WASHINGTON (Reuters) - U.S. President Barack Obama faces key decisions in the coming weeks on the war in Afghanistan, where insurgent violence has reached its highest level since the Taliban was ousted from power in late 2001.
The Pentagon received last week an assessment of the war from Army General Stanley McChrystal, the top U.S. and NATO commander in Afghanistan, which is widely expected to set the stage for a request for more troops within weeks.
Washington has 62,000 troops in Afghanistan and that figure is expected to reach 68,000 later this year. Other nations, mainly NATO allies, have some 38,000 troops in the country.
Almost all NATO nations have been reluctant to send more troops to Afghanistan so any substantial increase will have to come from the United States.
The following are some possible courses of action Obama could choose to adopt:
Some analysts and commentators have argued that U.S. forces should withdraw from Afghanistan and stop devoting large amounts of resources to nation-building and fighting Taliban militants. Influential conservative columnist George Will voiced support for this option this month, arguing the United States should “do only what can be done from offshore”. But Obama is extremely unlikely to adopt this approach, at least for now.
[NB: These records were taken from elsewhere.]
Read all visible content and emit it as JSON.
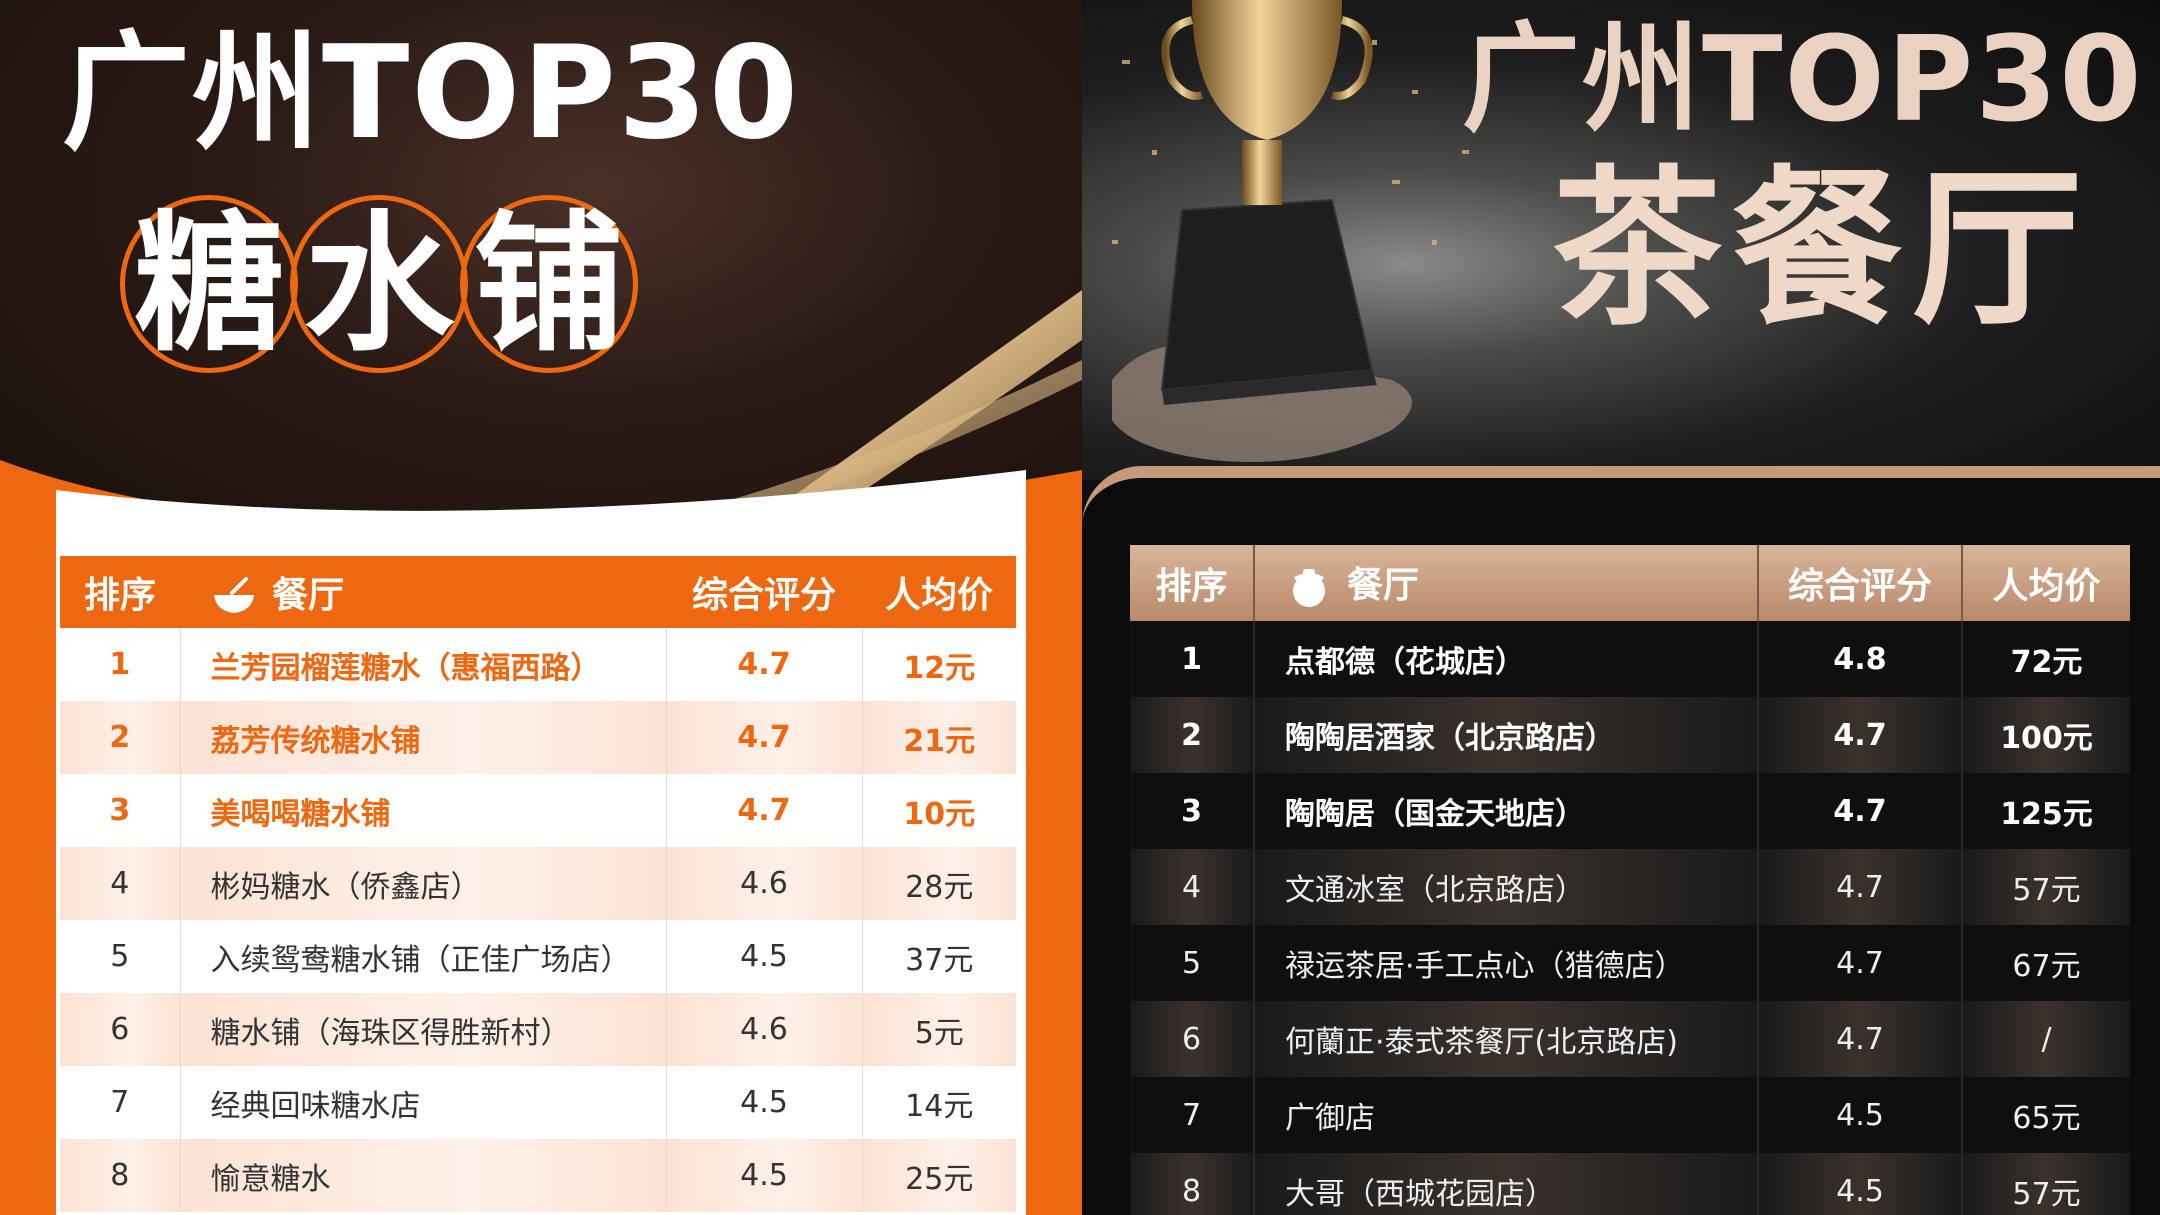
{
  "left": {
    "title": "广州TOP30",
    "subtitle_chars": [
      "糖",
      "水",
      "铺"
    ],
    "colors": {
      "accent": "#ee6811",
      "dark": "#2a1a15"
    },
    "header": {
      "rank": "排序",
      "name": "餐厅",
      "score": "综合评分",
      "price": "人均价",
      "icon": "bowl-icon"
    },
    "rows": [
      {
        "rank": "1",
        "name": "兰芳园榴莲糖水（惠福西路）",
        "score": "4.7",
        "price": "12元"
      },
      {
        "rank": "2",
        "name": "荔芳传统糖水铺",
        "score": "4.7",
        "price": "21元"
      },
      {
        "rank": "3",
        "name": "美喝喝糖水铺",
        "score": "4.7",
        "price": "10元"
      },
      {
        "rank": "4",
        "name": "彬妈糖水（侨鑫店）",
        "score": "4.6",
        "price": "28元"
      },
      {
        "rank": "5",
        "name": "入续鸳鸯糖水铺（正佳广场店）",
        "score": "4.5",
        "price": "37元"
      },
      {
        "rank": "6",
        "name": "糖水铺（海珠区得胜新村）",
        "score": "4.6",
        "price": "5元"
      },
      {
        "rank": "7",
        "name": "经典回味糖水店",
        "score": "4.5",
        "price": "14元"
      },
      {
        "rank": "8",
        "name": "愉意糖水",
        "score": "4.5",
        "price": "25元"
      }
    ]
  },
  "right": {
    "title": "广州TOP30",
    "subtitle": "茶餐厅",
    "colors": {
      "accent": "#c49a7b",
      "dark": "#0f0f0f"
    },
    "header": {
      "rank": "排序",
      "name": "餐厅",
      "score": "综合评分",
      "price": "人均价",
      "icon": "teapot-icon"
    },
    "rows": [
      {
        "rank": "1",
        "name": "点都德（花城店）",
        "score": "4.8",
        "price": "72元"
      },
      {
        "rank": "2",
        "name": "陶陶居酒家（北京路店）",
        "score": "4.7",
        "price": "100元"
      },
      {
        "rank": "3",
        "name": "陶陶居（国金天地店）",
        "score": "4.7",
        "price": "125元"
      },
      {
        "rank": "4",
        "name": "文通冰室（北京路店）",
        "score": "4.7",
        "price": "57元"
      },
      {
        "rank": "5",
        "name": "禄运茶居·手工点心（猎德店）",
        "score": "4.7",
        "price": "67元"
      },
      {
        "rank": "6",
        "name": "何蘭正·泰式茶餐厅(北京路店)",
        "score": "4.7",
        "price": "/"
      },
      {
        "rank": "7",
        "name": "广御店",
        "score": "4.5",
        "price": "65元"
      },
      {
        "rank": "8",
        "name": "大哥（西城花园店）",
        "score": "4.5",
        "price": "57元"
      }
    ]
  }
}
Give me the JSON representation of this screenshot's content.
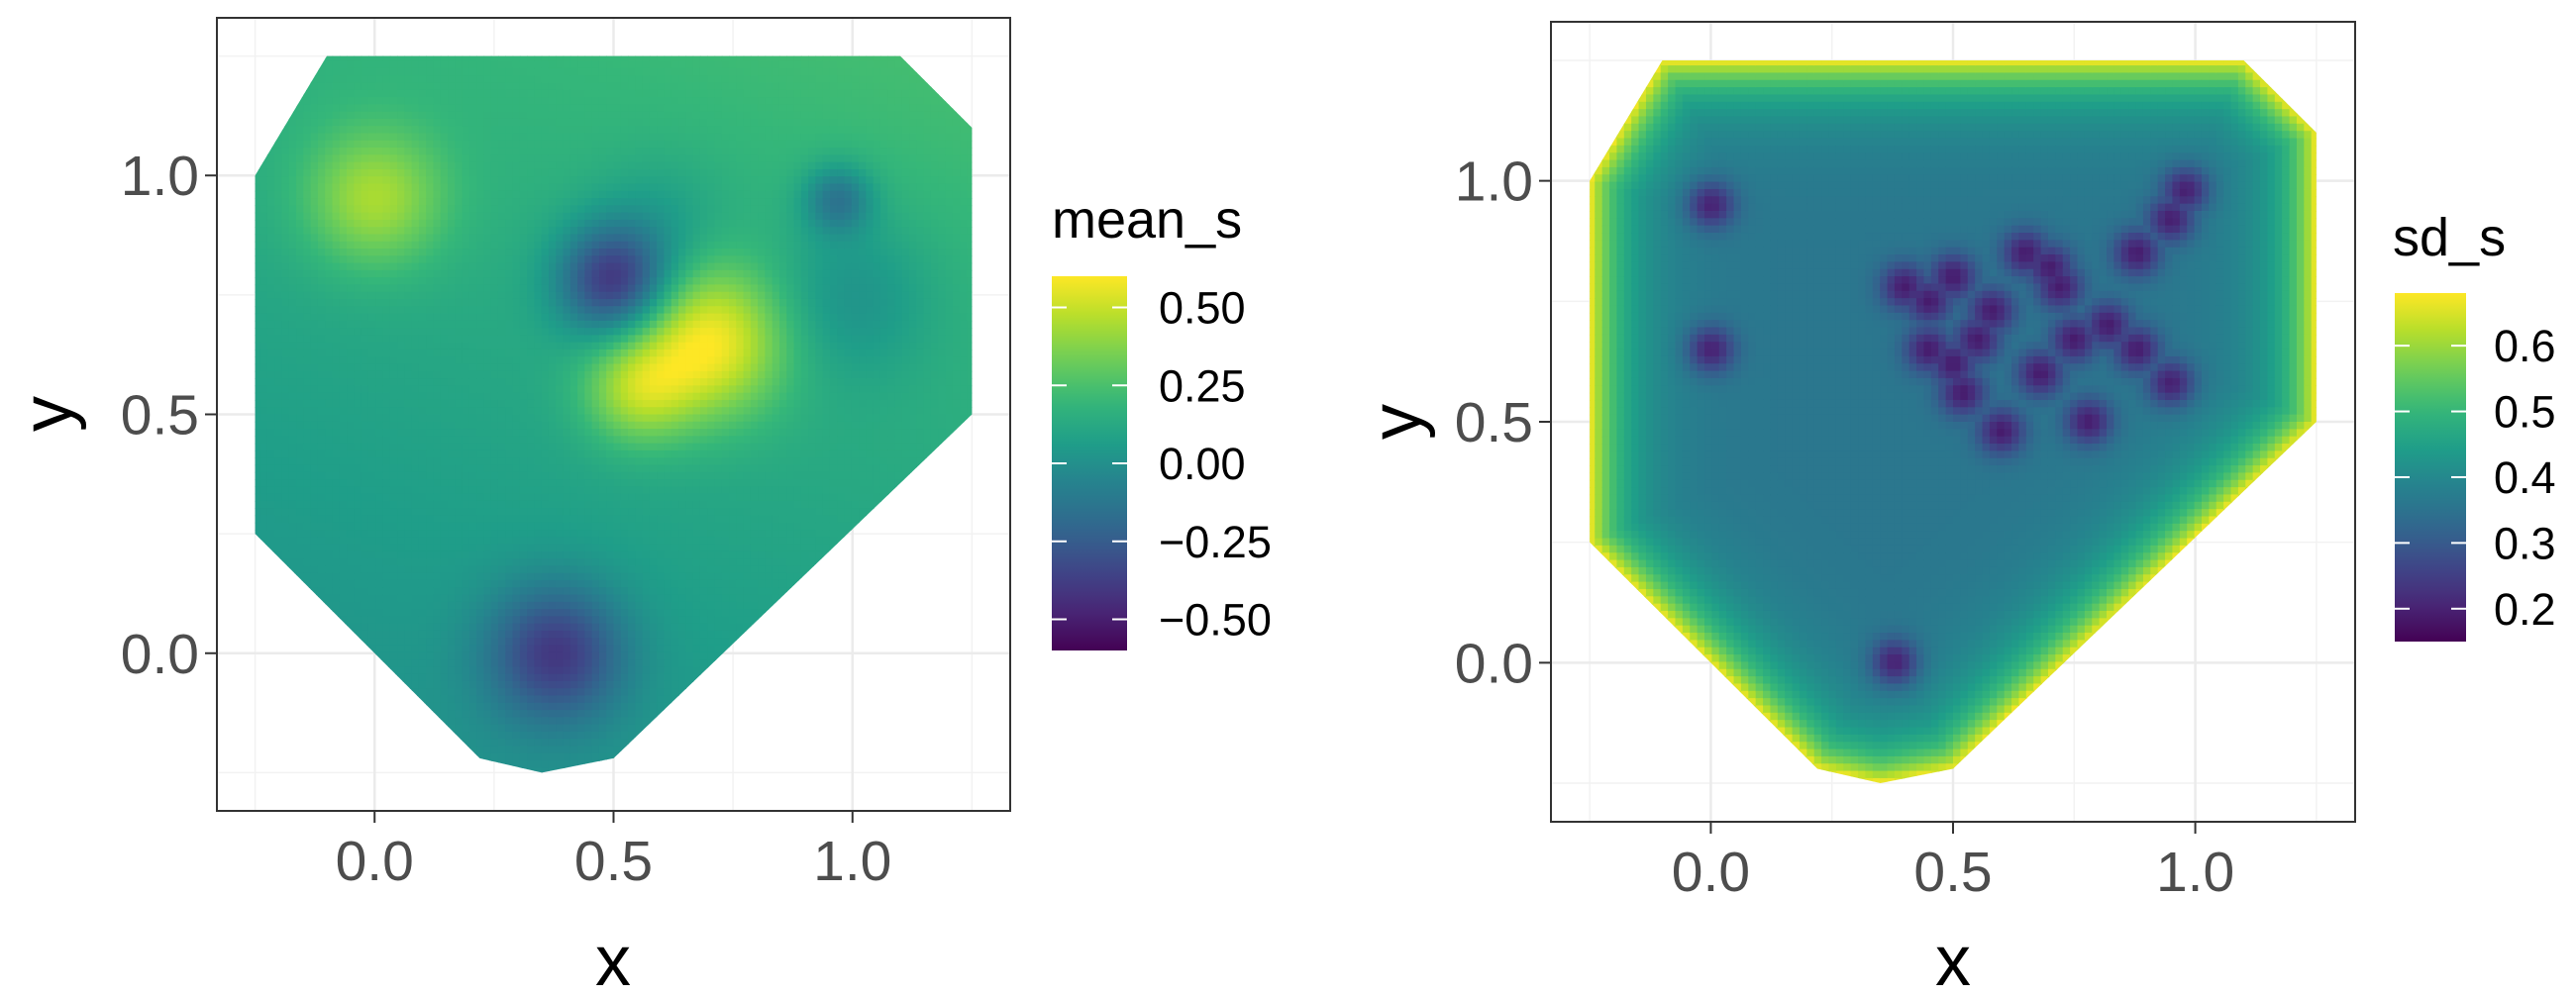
{
  "chart_data": [
    {
      "type": "heatmap",
      "title": "",
      "xlabel": "x",
      "ylabel": "y",
      "xlim": [
        -0.33,
        1.33
      ],
      "ylim": [
        -0.33,
        1.33
      ],
      "x_ticks": [
        0.0,
        0.5,
        1.0
      ],
      "y_ticks": [
        0.0,
        0.5,
        1.0
      ],
      "x_tick_labels": [
        "0.0",
        "0.5",
        "1.0"
      ],
      "y_tick_labels": [
        "0.0",
        "0.5",
        "1.0"
      ],
      "grid": true,
      "colormap": "viridis",
      "legend": {
        "title": "mean_s",
        "position": "right",
        "range": [
          -0.6,
          0.6
        ],
        "ticks": [
          0.5,
          0.25,
          0.0,
          -0.25,
          -0.5
        ],
        "tick_labels": [
          "0.50",
          "0.25",
          "0.00",
          "−0.25",
          "−0.50"
        ]
      },
      "hull": [
        [
          -0.25,
          1.0
        ],
        [
          -0.1,
          1.25
        ],
        [
          1.1,
          1.25
        ],
        [
          1.25,
          1.1
        ],
        [
          1.25,
          0.5
        ],
        [
          0.5,
          -0.22
        ],
        [
          0.35,
          -0.25
        ],
        [
          0.22,
          -0.22
        ],
        [
          -0.25,
          0.25
        ]
      ],
      "field": {
        "base": 0.03,
        "gradient_x": 0.05,
        "gradient_y": 0.12,
        "features": [
          {
            "x": 0.0,
            "y": 0.95,
            "amp": 0.3,
            "sigma": 0.1
          },
          {
            "x": 0.5,
            "y": 0.78,
            "amp": -0.55,
            "sigma": 0.08
          },
          {
            "x": 0.7,
            "y": 0.65,
            "amp": 0.45,
            "sigma": 0.11
          },
          {
            "x": 0.55,
            "y": 0.55,
            "amp": 0.3,
            "sigma": 0.08
          },
          {
            "x": 0.38,
            "y": 0.0,
            "amp": -0.45,
            "sigma": 0.1
          },
          {
            "x": 0.97,
            "y": 0.95,
            "amp": -0.3,
            "sigma": 0.05
          },
          {
            "x": 1.0,
            "y": 0.75,
            "amp": -0.15,
            "sigma": 0.12
          },
          {
            "x": 0.6,
            "y": 0.9,
            "amp": -0.1,
            "sigma": 0.1
          }
        ]
      }
    },
    {
      "type": "heatmap",
      "title": "",
      "xlabel": "x",
      "ylabel": "y",
      "xlim": [
        -0.33,
        1.33
      ],
      "ylim": [
        -0.33,
        1.33
      ],
      "x_ticks": [
        0.0,
        0.5,
        1.0
      ],
      "y_ticks": [
        0.0,
        0.5,
        1.0
      ],
      "x_tick_labels": [
        "0.0",
        "0.5",
        "1.0"
      ],
      "y_tick_labels": [
        "0.0",
        "0.5",
        "1.0"
      ],
      "grid": true,
      "colormap": "viridis",
      "legend": {
        "title": "sd_s",
        "position": "right",
        "range": [
          0.15,
          0.68
        ],
        "ticks": [
          0.6,
          0.5,
          0.4,
          0.3,
          0.2
        ],
        "tick_labels": [
          "0.6",
          "0.5",
          "0.4",
          "0.3",
          "0.2"
        ]
      },
      "hull": [
        [
          -0.25,
          1.0
        ],
        [
          -0.1,
          1.25
        ],
        [
          1.1,
          1.25
        ],
        [
          1.25,
          1.1
        ],
        [
          1.25,
          0.5
        ],
        [
          0.5,
          -0.22
        ],
        [
          0.35,
          -0.25
        ],
        [
          0.22,
          -0.22
        ],
        [
          -0.25,
          0.25
        ]
      ],
      "sd_field": {
        "base": 0.36,
        "edge_max": 0.67,
        "edge_width": 0.16,
        "dip_amp": 0.17,
        "dip_sigma": 0.035,
        "observation_points": [
          [
            0.0,
            0.95
          ],
          [
            0.0,
            0.65
          ],
          [
            0.38,
            0.0
          ],
          [
            0.4,
            0.78
          ],
          [
            0.45,
            0.75
          ],
          [
            0.5,
            0.8
          ],
          [
            0.58,
            0.73
          ],
          [
            0.65,
            0.85
          ],
          [
            0.72,
            0.78
          ],
          [
            0.75,
            0.67
          ],
          [
            0.82,
            0.7
          ],
          [
            0.88,
            0.85
          ],
          [
            0.95,
            0.92
          ],
          [
            0.98,
            0.98
          ],
          [
            0.95,
            0.58
          ],
          [
            0.6,
            0.48
          ],
          [
            0.78,
            0.5
          ],
          [
            0.5,
            0.62
          ],
          [
            0.45,
            0.65
          ],
          [
            0.52,
            0.56
          ],
          [
            0.68,
            0.6
          ],
          [
            0.88,
            0.65
          ],
          [
            0.7,
            0.82
          ],
          [
            0.55,
            0.67
          ]
        ]
      }
    }
  ]
}
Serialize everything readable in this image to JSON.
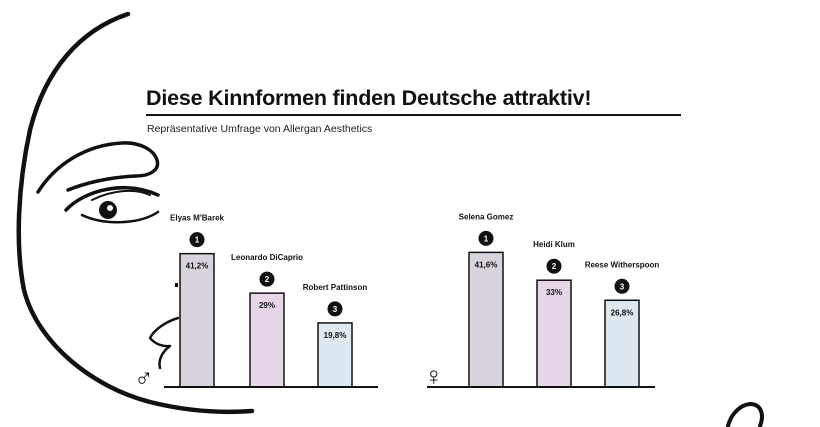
{
  "title": "Diese Kinnformen finden Deutsche attraktiv!",
  "subtitle": "Repräsentative Umfrage von Allergan Aesthetics",
  "chart_data": [
    {
      "type": "bar",
      "gender_symbol": "♂",
      "categories": [
        "Elyas M'Barek",
        "Leonardo DiCaprio",
        "Robert Pattinson"
      ],
      "ranks": [
        "1",
        "2",
        "3"
      ],
      "values": [
        41.2,
        29,
        19.8
      ],
      "value_labels": [
        "41,2%",
        "29%",
        "19,8%"
      ],
      "colors": [
        "#d9d3dd",
        "#e6d6e8",
        "#dde8f1"
      ],
      "ylim": [
        0,
        50
      ]
    },
    {
      "type": "bar",
      "gender_symbol": "♀",
      "categories": [
        "Selena Gomez",
        "Heidi Klum",
        "Reese Witherspoon"
      ],
      "ranks": [
        "1",
        "2",
        "3"
      ],
      "values": [
        41.6,
        33,
        26.8
      ],
      "value_labels": [
        "41,6%",
        "33%",
        "26,8%"
      ],
      "colors": [
        "#d9d3dd",
        "#e6d6e8",
        "#dde8f1"
      ],
      "ylim": [
        0,
        50
      ]
    }
  ]
}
Obama committed himself in March to a well-resourced broader counter-insurgency strategy. In the last week, Defense Secretary Robert Gates has rejected the notion the war could be fought from a distance and dismissed talk of a U.S. military withdrawal as out of the question.
Obama could decide to maintain the U.S. troop level at around 68,000. That figure represents an increase of about 36,000 since the start of the year and the administration could decide it needs more time to evaluate how its strategy is working before making any changes. This option appears fairly unlikely as advisers to McChrystal have said he needs more troops. If McChrystal asks for them, it would be difficult for the administration not to provide at least some of those forces.
The administration could decide to add around 10,000 to 15,000 troops to provide more combat power and increase the training of Afghan forces. McChrystal’s predecessor, U.S. Army General David McKiernan, had already signaled he wanted some 10,000 extra troops in 2010 — including a division headquarters for U.S. forces when they take command of NATO troops in southern Afghanistan and an extra combat brigade.
With the insurgency still strong in the south, apparently regaining ground in the east and making new inroads in other parts of the country, that request may now be seen by military officers as the very minimum required. Another couple of brigades — between 6,000 and 10,000 troops — could now be deemed necessary. Politically, this option would provoke some opposition in Obama’s Democratic party, where unease about the war is growing, but probably not enough to make the administration change course.
Some analysts believe the Afghan war effort is still greatly under-resourced despite this year’s troop increases and requires a further big boost in military forces, diplomats, aid experts and money. Anthony Cordesman of the Center for Strategic and International Studies, who has advised McChrystal, has suggested there may be a need for three to nine more brigades — up to 45,000 more troops.
This option would be politically difficult for Obama, due to the unease in his own party and fatigue among the American public after eight years of war. It would also raise concerns among U.S. officials that Afghans will see NATO and U.S. forces as hostile occupiers if their presence is too large. Defense Secretary Gates has voiced this concern, although he has recently said he accepts McChrystal’s argument that Afghans’ perceptions will be driven more by how the troops behave than their numbers.
An increase of some sort appears most likely. The size of the increase will depend partly on what McChrystal requests and Obama’s own assessment of the situation in Afghanistan and the U.S. political landscape.
Whichever option Obama chooses, it is likely to be accompanied by an effort to increase the size and quality of Afghanistan’s security forces. Obama could choose to make this the major focus of his next set of decisions on Afghanistan or just one element of the strategy.
Either way, such an effort would still require significant additional manpower from the U.S. military to train, mentor and partner with Afghan police and army units. Current plans foresee boosting the Afghan army to 134,000 and the police to 86,000 by 2010 but both NATO and U.S. officials have suggested Afghanistan should be aiming for a combined security force strength of about 400,000 personnel.